I may regret saying this, the way I’m going now, but the fact is that I’m not tired of it. Furthermore, I believe that a university museum should be open. Finally, all of this information is interesting in helping to map out the world around us. The dragonflies here come from Steinkjer. Part of a museum’s job is to undertake these kinds of scientific efforts.
That’s how we can subsequently prove that this specific dragonfly species was found at that spot there and then. Being available definitely takes more time than my research. Nevertheless, my conclusion is that it is worth it.
But then winter comes and blankets all the reptiles and amphibians with snow and ice. What do you do?
That’s when I sit and write about everything I found and that people brought in over the summer, and try to clean my office. Wasp nests on the floor get stored in the attic when I can. Nests that are bigger than basketballs deserve to be preserved. But the winter has a tendency to get shorter and shorter…
Because when the springtime sun peaks up over the hills, the field herpetologist in you begins to get itchy?
Yes, even before then. One of my earliest outings of the year was to Finnøy (in south- western Norway). In the late autumn of 2008 we got a picture of something that looked like a marsh frog. This species is not normally found in Norway, so we were very curious.
The picture proved to be a hybrid frog, a cross between marsh frog and the southern variety of a pool frog. The explanation was classic: a young boy on holiday in Poland had put some frogs in his pockets. When he came home, he let them free.
Now they have multiplied and spread out over the island in the thousands. In spite of the fact that this was an illegal import and highly alarming, some of us are such heretics that we found it quite interesting that a southern species could thrive and expand so rapidly in the southwestern part of Norway.
“It is socially acceptable to intervene to save endangered species, even if we have to alter the natural environment.”
Aren’t you afraid they will spread to the mainland?
Of course I am. But what can we do? Rotenone is of no use, because frogs use lungs to breathe and don’t even stay in the water during the winter. And bombing is hardly a realistic option either.
Would you say that you are willing to intervene in the natural world if need be? Is it completely acceptable?
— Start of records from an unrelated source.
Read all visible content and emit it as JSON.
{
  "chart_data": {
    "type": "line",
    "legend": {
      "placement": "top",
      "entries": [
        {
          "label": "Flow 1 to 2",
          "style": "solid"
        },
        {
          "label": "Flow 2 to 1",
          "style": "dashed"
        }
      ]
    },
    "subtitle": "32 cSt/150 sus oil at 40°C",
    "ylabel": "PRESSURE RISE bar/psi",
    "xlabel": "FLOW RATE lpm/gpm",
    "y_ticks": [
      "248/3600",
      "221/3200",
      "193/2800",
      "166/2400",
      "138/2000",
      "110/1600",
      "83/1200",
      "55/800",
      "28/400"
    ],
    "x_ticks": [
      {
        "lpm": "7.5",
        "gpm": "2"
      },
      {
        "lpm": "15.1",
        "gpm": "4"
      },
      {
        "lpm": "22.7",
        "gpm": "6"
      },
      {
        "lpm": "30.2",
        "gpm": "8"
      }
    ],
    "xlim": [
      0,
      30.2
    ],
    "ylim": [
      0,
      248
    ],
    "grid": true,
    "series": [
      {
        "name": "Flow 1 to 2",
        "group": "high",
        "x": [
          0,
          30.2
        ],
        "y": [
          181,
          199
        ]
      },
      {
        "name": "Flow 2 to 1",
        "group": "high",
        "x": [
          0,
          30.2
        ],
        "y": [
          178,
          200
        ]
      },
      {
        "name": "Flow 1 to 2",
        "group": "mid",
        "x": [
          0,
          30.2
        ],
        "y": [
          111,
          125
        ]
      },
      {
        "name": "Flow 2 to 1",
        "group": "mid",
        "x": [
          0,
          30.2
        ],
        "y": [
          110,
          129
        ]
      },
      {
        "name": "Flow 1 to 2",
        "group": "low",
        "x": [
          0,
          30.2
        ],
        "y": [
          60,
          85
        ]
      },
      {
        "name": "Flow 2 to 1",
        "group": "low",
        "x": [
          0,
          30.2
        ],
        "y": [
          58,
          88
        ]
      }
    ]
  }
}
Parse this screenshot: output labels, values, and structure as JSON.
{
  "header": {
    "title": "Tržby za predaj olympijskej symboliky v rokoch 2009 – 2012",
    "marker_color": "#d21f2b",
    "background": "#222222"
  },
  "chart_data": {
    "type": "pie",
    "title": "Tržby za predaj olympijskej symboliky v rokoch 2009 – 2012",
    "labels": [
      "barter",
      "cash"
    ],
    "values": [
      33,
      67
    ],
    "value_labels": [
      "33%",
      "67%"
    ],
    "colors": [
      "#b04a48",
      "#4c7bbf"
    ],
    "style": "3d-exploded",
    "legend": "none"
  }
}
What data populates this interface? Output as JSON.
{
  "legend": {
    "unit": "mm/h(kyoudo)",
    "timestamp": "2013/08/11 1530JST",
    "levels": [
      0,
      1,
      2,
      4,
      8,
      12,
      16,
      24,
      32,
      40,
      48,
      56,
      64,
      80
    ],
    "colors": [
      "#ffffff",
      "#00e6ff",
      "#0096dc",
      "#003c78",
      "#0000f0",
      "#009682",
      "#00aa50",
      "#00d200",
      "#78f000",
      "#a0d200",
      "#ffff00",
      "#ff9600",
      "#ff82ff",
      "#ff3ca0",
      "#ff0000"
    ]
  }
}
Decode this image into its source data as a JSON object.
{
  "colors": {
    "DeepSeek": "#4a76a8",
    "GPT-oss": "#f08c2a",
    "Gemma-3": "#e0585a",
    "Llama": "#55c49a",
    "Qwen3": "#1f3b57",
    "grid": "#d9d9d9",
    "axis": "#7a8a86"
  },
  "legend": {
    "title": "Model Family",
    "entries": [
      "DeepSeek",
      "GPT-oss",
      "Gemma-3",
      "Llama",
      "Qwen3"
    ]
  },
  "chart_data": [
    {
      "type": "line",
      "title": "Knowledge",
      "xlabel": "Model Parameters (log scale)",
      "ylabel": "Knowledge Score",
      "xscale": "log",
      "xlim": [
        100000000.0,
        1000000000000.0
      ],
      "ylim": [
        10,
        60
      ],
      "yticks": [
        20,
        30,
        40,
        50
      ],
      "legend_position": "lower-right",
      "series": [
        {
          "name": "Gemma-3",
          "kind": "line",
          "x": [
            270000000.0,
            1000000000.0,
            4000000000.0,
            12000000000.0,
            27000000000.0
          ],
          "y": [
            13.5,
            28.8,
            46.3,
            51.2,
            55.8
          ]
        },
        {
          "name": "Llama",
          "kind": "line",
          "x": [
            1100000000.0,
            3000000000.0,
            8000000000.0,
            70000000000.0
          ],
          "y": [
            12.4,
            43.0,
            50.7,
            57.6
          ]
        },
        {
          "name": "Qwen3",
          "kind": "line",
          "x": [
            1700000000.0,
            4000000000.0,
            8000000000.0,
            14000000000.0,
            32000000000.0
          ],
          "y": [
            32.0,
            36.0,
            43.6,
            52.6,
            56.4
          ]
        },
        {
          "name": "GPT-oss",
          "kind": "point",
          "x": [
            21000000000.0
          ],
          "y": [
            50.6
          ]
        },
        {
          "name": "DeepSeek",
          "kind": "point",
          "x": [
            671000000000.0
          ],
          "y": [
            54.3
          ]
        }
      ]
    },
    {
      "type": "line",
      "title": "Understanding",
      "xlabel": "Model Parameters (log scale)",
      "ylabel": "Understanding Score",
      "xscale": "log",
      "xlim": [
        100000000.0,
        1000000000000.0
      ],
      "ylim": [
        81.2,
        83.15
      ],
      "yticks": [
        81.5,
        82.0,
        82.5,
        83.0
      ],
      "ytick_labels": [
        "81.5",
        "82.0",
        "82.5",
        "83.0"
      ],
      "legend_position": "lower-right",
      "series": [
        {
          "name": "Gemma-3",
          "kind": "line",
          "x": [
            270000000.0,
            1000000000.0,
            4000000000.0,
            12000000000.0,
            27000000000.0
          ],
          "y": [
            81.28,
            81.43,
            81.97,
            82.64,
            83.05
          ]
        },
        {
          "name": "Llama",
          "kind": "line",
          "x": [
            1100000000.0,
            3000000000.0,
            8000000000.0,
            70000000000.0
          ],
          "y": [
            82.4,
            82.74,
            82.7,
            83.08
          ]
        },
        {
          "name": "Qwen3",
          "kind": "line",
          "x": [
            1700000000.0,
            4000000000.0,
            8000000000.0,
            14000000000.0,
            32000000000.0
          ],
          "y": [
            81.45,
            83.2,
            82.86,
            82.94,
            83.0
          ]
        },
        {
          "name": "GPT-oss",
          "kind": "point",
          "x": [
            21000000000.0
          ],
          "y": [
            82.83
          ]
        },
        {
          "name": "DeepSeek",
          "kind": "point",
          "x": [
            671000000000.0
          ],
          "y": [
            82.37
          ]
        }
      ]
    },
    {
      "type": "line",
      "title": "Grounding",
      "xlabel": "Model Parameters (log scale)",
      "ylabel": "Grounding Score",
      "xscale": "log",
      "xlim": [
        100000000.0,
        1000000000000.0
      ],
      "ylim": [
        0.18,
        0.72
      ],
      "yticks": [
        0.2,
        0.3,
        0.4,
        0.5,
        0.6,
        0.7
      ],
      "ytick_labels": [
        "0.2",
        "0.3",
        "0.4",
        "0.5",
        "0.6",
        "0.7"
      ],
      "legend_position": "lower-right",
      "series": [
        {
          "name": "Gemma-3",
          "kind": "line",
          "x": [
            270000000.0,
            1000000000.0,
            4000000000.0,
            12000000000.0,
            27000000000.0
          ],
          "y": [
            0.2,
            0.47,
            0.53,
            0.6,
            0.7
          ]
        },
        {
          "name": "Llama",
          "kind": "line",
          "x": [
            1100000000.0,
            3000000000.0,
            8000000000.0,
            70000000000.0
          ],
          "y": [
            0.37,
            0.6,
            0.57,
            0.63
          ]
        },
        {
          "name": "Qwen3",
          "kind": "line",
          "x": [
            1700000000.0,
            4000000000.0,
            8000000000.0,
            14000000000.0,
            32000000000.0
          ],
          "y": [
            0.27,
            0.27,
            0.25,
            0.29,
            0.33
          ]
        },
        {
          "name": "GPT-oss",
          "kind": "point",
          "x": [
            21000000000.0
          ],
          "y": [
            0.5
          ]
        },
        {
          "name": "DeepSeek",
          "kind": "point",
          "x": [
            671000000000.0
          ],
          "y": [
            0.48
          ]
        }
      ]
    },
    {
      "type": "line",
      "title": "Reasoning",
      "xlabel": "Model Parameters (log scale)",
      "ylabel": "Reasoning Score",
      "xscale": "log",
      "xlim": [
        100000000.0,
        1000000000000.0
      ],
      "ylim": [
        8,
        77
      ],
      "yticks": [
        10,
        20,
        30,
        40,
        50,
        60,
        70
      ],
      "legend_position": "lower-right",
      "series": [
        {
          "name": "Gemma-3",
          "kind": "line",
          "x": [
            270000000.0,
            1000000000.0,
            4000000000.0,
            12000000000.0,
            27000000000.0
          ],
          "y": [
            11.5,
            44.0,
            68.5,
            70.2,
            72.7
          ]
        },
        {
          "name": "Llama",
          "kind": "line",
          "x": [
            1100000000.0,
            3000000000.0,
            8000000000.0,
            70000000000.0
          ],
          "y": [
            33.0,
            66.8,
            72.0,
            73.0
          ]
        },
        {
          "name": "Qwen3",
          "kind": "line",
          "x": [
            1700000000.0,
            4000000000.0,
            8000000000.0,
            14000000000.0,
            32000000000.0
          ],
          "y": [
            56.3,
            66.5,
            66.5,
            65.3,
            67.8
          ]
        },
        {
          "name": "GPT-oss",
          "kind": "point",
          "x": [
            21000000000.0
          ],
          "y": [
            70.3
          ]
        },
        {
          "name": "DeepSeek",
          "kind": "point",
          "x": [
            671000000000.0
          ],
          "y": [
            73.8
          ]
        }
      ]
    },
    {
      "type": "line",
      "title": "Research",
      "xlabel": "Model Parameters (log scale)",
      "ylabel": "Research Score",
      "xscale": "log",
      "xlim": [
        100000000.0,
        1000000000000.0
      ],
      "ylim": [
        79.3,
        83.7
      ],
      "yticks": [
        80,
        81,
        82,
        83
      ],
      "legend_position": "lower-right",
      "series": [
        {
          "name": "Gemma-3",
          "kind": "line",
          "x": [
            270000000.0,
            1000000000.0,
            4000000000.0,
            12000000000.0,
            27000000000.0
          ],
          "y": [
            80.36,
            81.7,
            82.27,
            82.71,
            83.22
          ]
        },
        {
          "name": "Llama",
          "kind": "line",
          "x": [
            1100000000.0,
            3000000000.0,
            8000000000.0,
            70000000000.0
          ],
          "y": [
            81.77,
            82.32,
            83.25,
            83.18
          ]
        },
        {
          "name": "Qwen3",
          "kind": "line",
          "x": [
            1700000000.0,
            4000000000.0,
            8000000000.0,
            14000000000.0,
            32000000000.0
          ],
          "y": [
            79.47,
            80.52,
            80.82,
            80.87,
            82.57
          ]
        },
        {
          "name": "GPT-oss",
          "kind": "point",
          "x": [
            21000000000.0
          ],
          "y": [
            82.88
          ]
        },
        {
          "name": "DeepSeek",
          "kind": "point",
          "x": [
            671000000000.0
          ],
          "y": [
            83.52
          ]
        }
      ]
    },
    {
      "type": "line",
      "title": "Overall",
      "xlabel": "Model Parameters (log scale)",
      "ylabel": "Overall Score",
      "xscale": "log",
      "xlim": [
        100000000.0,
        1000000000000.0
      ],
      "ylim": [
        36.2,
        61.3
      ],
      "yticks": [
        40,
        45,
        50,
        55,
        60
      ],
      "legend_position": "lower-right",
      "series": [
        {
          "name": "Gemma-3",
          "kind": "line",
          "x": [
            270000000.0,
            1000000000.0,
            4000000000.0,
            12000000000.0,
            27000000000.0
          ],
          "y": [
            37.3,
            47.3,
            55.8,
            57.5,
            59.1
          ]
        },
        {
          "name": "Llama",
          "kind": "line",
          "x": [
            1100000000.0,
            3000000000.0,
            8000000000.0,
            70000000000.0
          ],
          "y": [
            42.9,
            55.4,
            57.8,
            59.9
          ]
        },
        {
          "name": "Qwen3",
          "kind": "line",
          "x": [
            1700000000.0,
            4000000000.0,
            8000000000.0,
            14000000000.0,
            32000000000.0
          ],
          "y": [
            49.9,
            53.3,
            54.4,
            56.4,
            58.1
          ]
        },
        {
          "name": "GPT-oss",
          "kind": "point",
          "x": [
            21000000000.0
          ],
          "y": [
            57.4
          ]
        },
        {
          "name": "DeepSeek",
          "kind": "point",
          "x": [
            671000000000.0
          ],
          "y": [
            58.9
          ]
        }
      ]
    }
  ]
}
I think it’s socially acceptable to intervene to save endangered species, even if we have to alter the natural environment, for example, with measures that improve the habitat. I worked to establish a conservation area at Geitaknottane in outer Hardanger. This is where we have perhaps the world’s best natural occurrence of the great crested newt (a salamander).
We have supplied the Norwegian Directorate for Nature Management with action plans for (native) pool frogs and crested newts. Amphibians are in sharp decline worldwide. We have a responsibility to act.
You are not only a zoologist. You are also a bodybuilder and a Pentecostalist. Is there any connection? Or conflict?
The connection must be idealism and the desire to care for creation. I was introduced to God as a child. I found it difficult to believe in God, but then I did an experiment. I folded my hands under the covers and said, “Dear God, if you exist, give me faith.” The next morning, it struck me: “Yes, I exist, and I love you.” It was as if the world was new, but I realized later that it was I who had changed.
Then I read the Bible, and found that the Pentecostal faith was closest to what I believed in. A few years ago we were looking for a redlisted salamander in Dzhungaria, on the border between China and Kazakhstan. We walked along a riverbank, and our findings had been rather thin. I was standing on a rock, and then suddenly I knew that there were lots of salamanders under that stone. I lifted the stone and there they were.